In lending markets, AI is increasingly expanding access to credit for groups traditionally disadvantaged by conventional evaluation models. Instead of relying solely on credit scores, platforms such as Upstart in the United States analyze approximately 2,500 variables. As a result, loan approval rates for Black and Hispanic applicants have increased by 35 to 46 percent. Similarly, digital banks in Korea are leveraging AI to enhance financing accessibility for freelance workers.
That said, a major limitation of AI lies in its “algorithmic black box” nature, meaning that systems can produce decisions while users struggle to understand the rationale behind them. In practice, if a customer is denied credit approval and receives only a vague response, such as “Your application was declined due to internal scoring parameters,” this ambiguity can easily create perceptions of unfairness, especially when users are unable to challenge or improve future outcomes due to a lack of clear feedback.
Therefore, a necessary solution is the implementation of explainable AI (XAI). Instead of merely delivering final outcomes, the system should clearly identify the factors influencing each decision. For instance, customers could receive a specific explanation such as, “Your loan application was not approved because your income has been unstable over the past three months, and your current credit card outstanding balance remains high.” Such transparent, data-based communication not only helps customers understand the decision-making process but also builds trust in technological systems.
The race between protection and fraud
In financial security, AI is becoming a strategic digital shield. Mastercard analyzes one trillion data points in milliseconds to block fraud, while Korea’s ASAP system connects 130 organizations for real-time information sharing. Vietnam’s banks also use AI to detect unusual transactions from unfamiliar devices.
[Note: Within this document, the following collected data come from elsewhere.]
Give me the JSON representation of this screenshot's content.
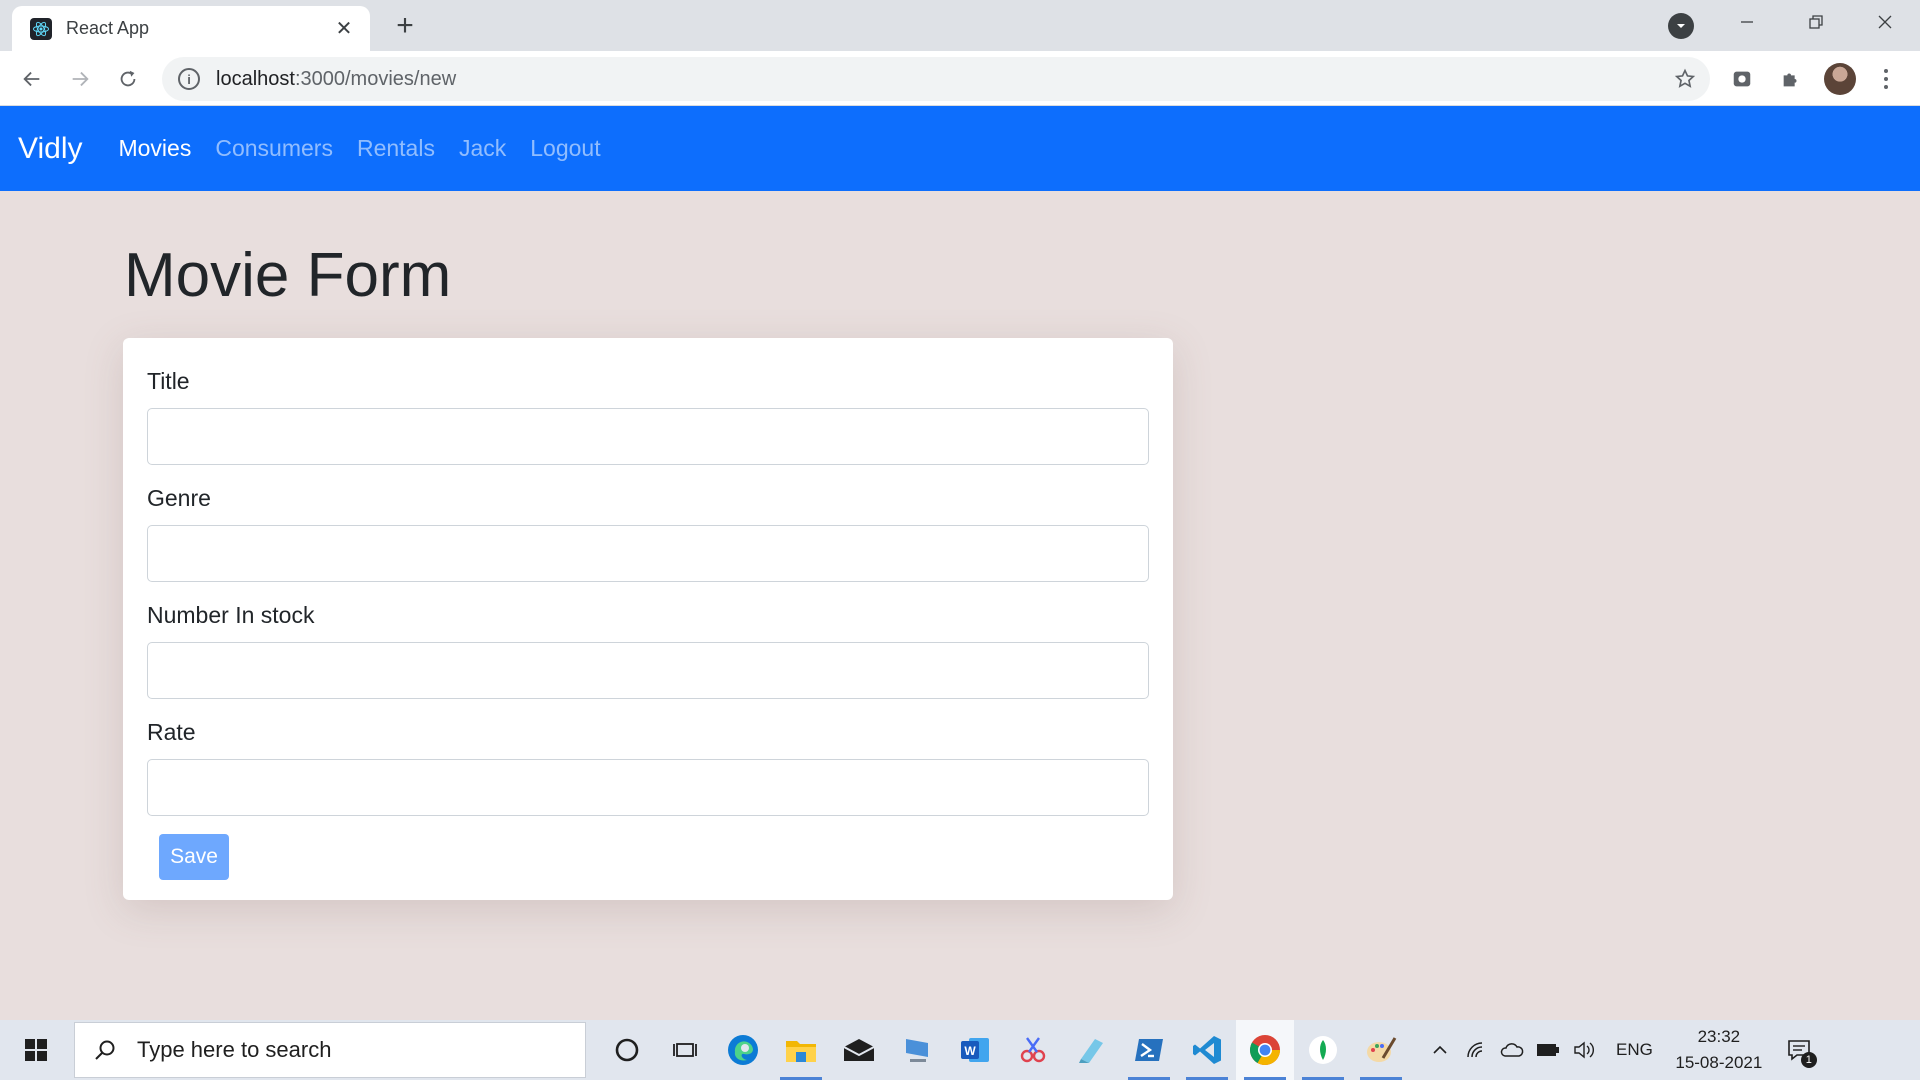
{
  "browser": {
    "tab_title": "React App",
    "url_host": "localhost",
    "url_path": ":3000/movies/new"
  },
  "navbar": {
    "brand": "Vidly",
    "links": [
      "Movies",
      "Consumers",
      "Rentals",
      "Jack",
      "Logout"
    ],
    "active": "Movies"
  },
  "page": {
    "title": "Movie Form",
    "fields": [
      {
        "label": "Title",
        "value": ""
      },
      {
        "label": "Genre",
        "value": ""
      },
      {
        "label": "Number In stock",
        "value": ""
      },
      {
        "label": "Rate",
        "value": ""
      }
    ],
    "save_label": "Save"
  },
  "colors": {
    "navbar_bg": "#0d6efd",
    "page_bg": "#e8dedd",
    "save_button_bg": "#6ea8fe"
  },
  "taskbar": {
    "search_placeholder": "Type here to search",
    "language": "ENG",
    "time": "23:32",
    "date": "15-08-2021",
    "notification_count": "1"
  }
}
Conversely, cybercriminals are simultaneously exploiting AI to develop more sophisticated scams.
Deepfake technology enables fraudsters to impersonate voices or identities, making scams more convincing. In Vietnam, cases involving impersonation of relatives or authorities have become increasingly common. As these schemes grow more realistic, users become more vulnerable. At the same time, biased training data may lead to incorrect risk assessments, potentially disadvantaging legitimate customers.
In light of these challenges, effective solutions must go beyond technological investment and focus on governance mechanisms. First, a “cooling-off” mechanism can be implemented for high-risk transactions. When unusual behavior is detected, transactions are temporarily delayed, allowing users to cancel if fraud is suspected. Second, a “human-in-the-loop” approach ensures that high-risk cases, such as large transfers, rapid transactions or high-value loan decisions, are reviewed by human experts before final approval. Third, context-based multi-factor authentication should be strengthened by combining biometrics, device recognition and location tracking. Fourth, real time fraud alerts via mobile applications can help users identify common scams, including impersonation tactics.
While the influence of AI is pervasive, the future competitive advantage of financial institutions will not be determined by who possesses the most powerful computational systems, but by those who apply technology in the most human-centered manner. Leading institutions will be those that transform AI complexity into simple and empathetic customer experiences, expand access to credit while preserving transparency in decision-making, and place technology within strict ethical boundaries to protect people.
In other words, technological innovation is an inevitable requirement for development. Nevertheless, if that innovation gradually diminishes the human element, then it can no longer be regarded as genuine progress but rather a step backward in systems that are meant to serve people.